A hospital company accused of using participant funds to pay “excessive fees” for retirement plan administration services agreed to a $32 million class-action settlement and extensive adjustments in the way it selects and reviews the plan’s portfolio.
As more participant suits are filed accusing defined contribution plans of overpaying for investment and administration services, it’s a timely reminder to benchmark, scrutinize revenue-sharing agreements and seek “reasonable” fee schedules to avoid being sued or having to pay out a multimillion-dollar settlement.
Novant Health Inc. of Winston-Salem, N.C. said in a settlement response it submitted in Kruger v. Novant Health Inc., No. 1:14-cv-2018 (M.D.N.C., Nov. 9, 2015) that, while it disagrees with the claims asserted against it in the case, it benefits from resolving litigation that “could otherwise continue for many years at great cost and distraction.”
Background of the Case
The company and its retirement plan were accused of breaching ERISA by misusing revenue sharing to pay for retail investment funds in the plan, which the plaintiffs claimed were more expensive to administer than institutional funds. It also was alleged to have paid too-high fees to service providers Great-West Life & Annuity Insurance Co. and D.L. Davis & Co.. Both providers were accused through detailed financial evidence of profiteering without increasing services over a number of years, and the head of Davis was said by plaintiffs’ attorneys to have had several conflicts of interest with his role as an adviser to Novant.

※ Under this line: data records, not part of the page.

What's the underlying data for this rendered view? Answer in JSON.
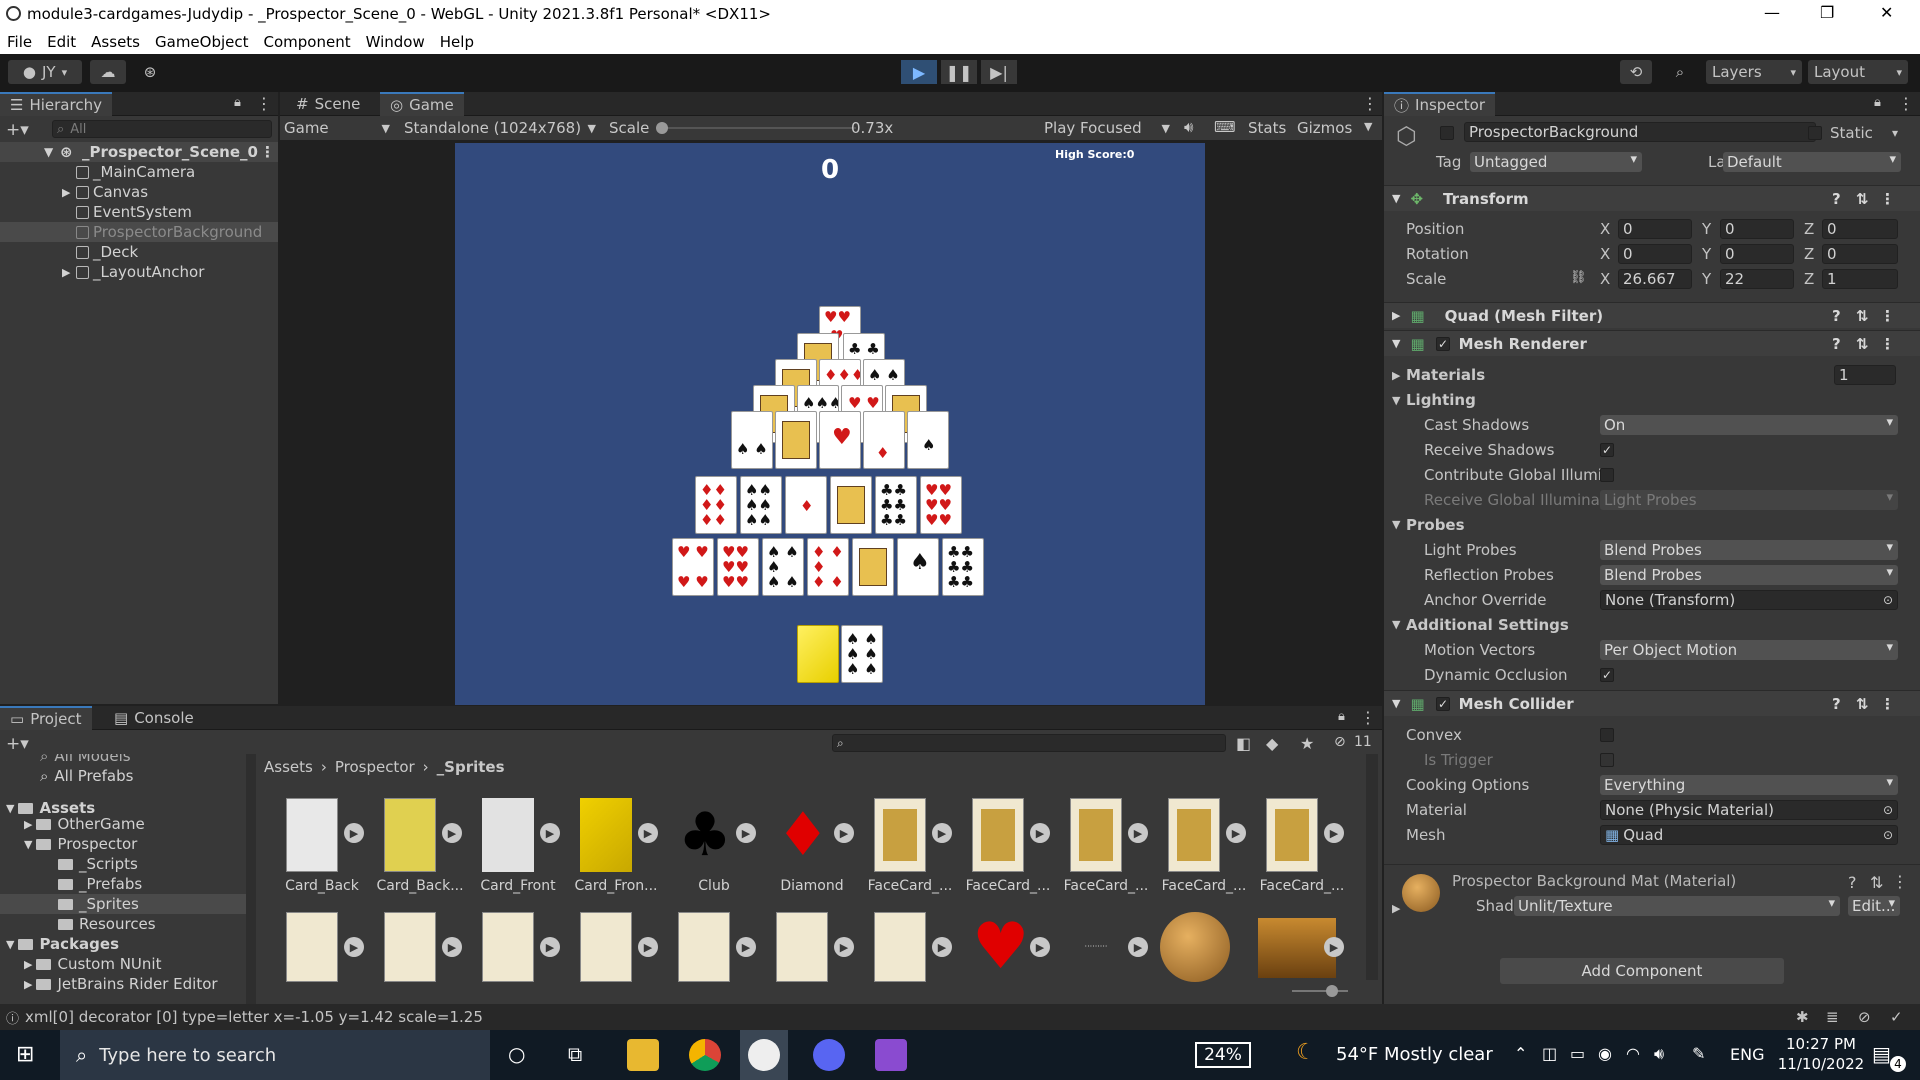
{
  "window": {
    "title": "module3-cardgames-Judydip - _Prospector_Scene_0 - WebGL - Unity 2021.3.8f1 Personal* <DX11>",
    "minimize": "—",
    "restore": "❐",
    "close": "✕"
  },
  "menu": [
    "File",
    "Edit",
    "Assets",
    "GameObject",
    "Component",
    "Window",
    "Help"
  ],
  "toolbar": {
    "account": "JY",
    "layers": "Layers",
    "layout": "Layout"
  },
  "hierarchy": {
    "tab": "Hierarchy",
    "search_placeholder": "All",
    "scene": "_Prospector_Scene_0",
    "items": [
      "_MainCamera",
      "Canvas",
      "EventSystem",
      "ProspectorBackground",
      "_Deck",
      "_LayoutAnchor"
    ]
  },
  "game": {
    "tabs": [
      "Scene",
      "Game"
    ],
    "display": "Game",
    "resolution": "Standalone (1024x768)",
    "scale_label": "Scale",
    "scale_value": "0.73x",
    "play_focused": "Play Focused",
    "stats": "Stats",
    "gizmos": "Gizmos",
    "score": "0",
    "high_score": "High Score:0"
  },
  "inspector": {
    "tab": "Inspector",
    "object_name": "ProspectorBackground",
    "static": "Static",
    "tag_label": "Tag",
    "tag": "Untagged",
    "layer_label": "Layer",
    "layer": "Default",
    "transform": {
      "title": "Transform",
      "position_label": "Position",
      "rotation_label": "Rotation",
      "scale_label": "Scale",
      "position": [
        "0",
        "0",
        "0"
      ],
      "rotation": [
        "0",
        "0",
        "0"
      ],
      "scale": [
        "26.667",
        "22",
        "1"
      ],
      "x": "X",
      "y": "Y",
      "z": "Z"
    },
    "mesh_filter": "Quad (Mesh Filter)",
    "mesh_renderer": {
      "title": "Mesh Renderer",
      "materials": "Materials",
      "materials_count": "1",
      "lighting": "Lighting",
      "cast_shadows_label": "Cast Shadows",
      "cast_shadows": "On",
      "receive_shadows": "Receive Shadows",
      "contribute_gi": "Contribute Global Illumir",
      "receive_gi_label": "Receive Global Illuminat",
      "receive_gi": "Light Probes",
      "probes": "Probes",
      "light_probes_label": "Light Probes",
      "light_probes": "Blend Probes",
      "reflection_probes_label": "Reflection Probes",
      "reflection_probes": "Blend Probes",
      "anchor_override_label": "Anchor Override",
      "anchor_override": "None (Transform)",
      "additional": "Additional Settings",
      "motion_vectors_label": "Motion Vectors",
      "motion_vectors": "Per Object Motion",
      "dynamic_occlusion": "Dynamic Occlusion"
    },
    "mesh_collider": {
      "title": "Mesh Collider",
      "convex": "Convex",
      "is_trigger": "Is Trigger",
      "cooking_label": "Cooking Options",
      "cooking": "Everything",
      "material_label": "Material",
      "material": "None (Physic Material)",
      "mesh_label": "Mesh",
      "mesh": "Quad"
    },
    "material": {
      "title": "Prospector Background Mat (Material)",
      "shader_label": "Shader",
      "shader": "Unlit/Texture",
      "edit": "Edit..."
    },
    "add_component": "Add Component"
  },
  "project": {
    "tabs": [
      "Project",
      "Console"
    ],
    "hidden_count": "11",
    "tree": {
      "all_models": "All Models",
      "all_prefabs": "All Prefabs",
      "assets": "Assets",
      "other_game": "OtherGame",
      "prospector": "Prospector",
      "scripts": "_Scripts",
      "prefabs": "_Prefabs",
      "sprites": "_Sprites",
      "resources": "Resources",
      "packages": "Packages",
      "custom_nunit": "Custom NUnit",
      "jetbrains": "JetBrains Rider Editor"
    },
    "breadcrumb": [
      "Assets",
      "Prospector",
      "_Sprites"
    ],
    "assets_row1": [
      "Card_Back",
      "Card_Back...",
      "Card_Front",
      "Card_Fron...",
      "Club",
      "Diamond",
      "FaceCard_...",
      "FaceCard_...",
      "FaceCard_...",
      "FaceCard_...",
      "FaceCard_..."
    ]
  },
  "status": {
    "message": "xml[0] decorator [0] type=letter x=-1.05 y=1.42 scale=1.25"
  },
  "taskbar": {
    "search_placeholder": "Type here to search",
    "battery": "24%",
    "weather": "54°F  Mostly clear",
    "lang": "ENG",
    "time": "10:27 PM",
    "date": "11/10/2022",
    "notif_count": "4"
  },
  "colors": {
    "accent": "#3a79bb",
    "game_bg": "#324a7d",
    "taskbar": "#101a24"
  }
}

The suit filed in March 2014 alleged the plan’s broker received a $6 million commission payment in 2012 for “limited” services. It alleged several conflicts of interest for the plan’s broker. Derrick L. Davis, a principal at brokerage firm D.L. Davis was said in the court filing to have received payments from other Novant Health qualified benefits plans besides its 401(k), and to have been compensated from the hospital system’s defined benefit plan.
The settlement makes immediate payment into the Novant 401(k) plans of class members who are active participants and retirees, although a range for the amounts due to individuals was not provided in the settlement response from Novant. Those eligible for a settlement but no longer active plan participants will receive direct payments that are possible roll over on a tax-deferred basis into another qualified retirement account.
In addition, the settlement will require Novant to select a new plan recordkeeper and investment adviser for the plan through a request for proposals process. It also gives the company a “detailed structure” to follow to conduct a complete future review of the plan’s investment options, with periodic reviews later. This structure further requires Novant to:
- ensure that plans’ administrative service providers are not reimbursed for their services based on a percentage-of-plan-assets basis;
- adopt a new investment policy statement;
- provide accurate communications to participants;
- use an independent consultant to review the investment option selection process and provide recommendations as needed; and
- remove Davis and related entitles from involvement with Novant plans or any new real estate or business relationships.
“All defendants in lawsuits deserve their day in court, but the severity of the allegations by the plaintiffs may have had a strong influence on the early settlement” of the Novant case, ERISA attorney Thomas E. Clark Jr. wrote on his Fiduciary Matters blog.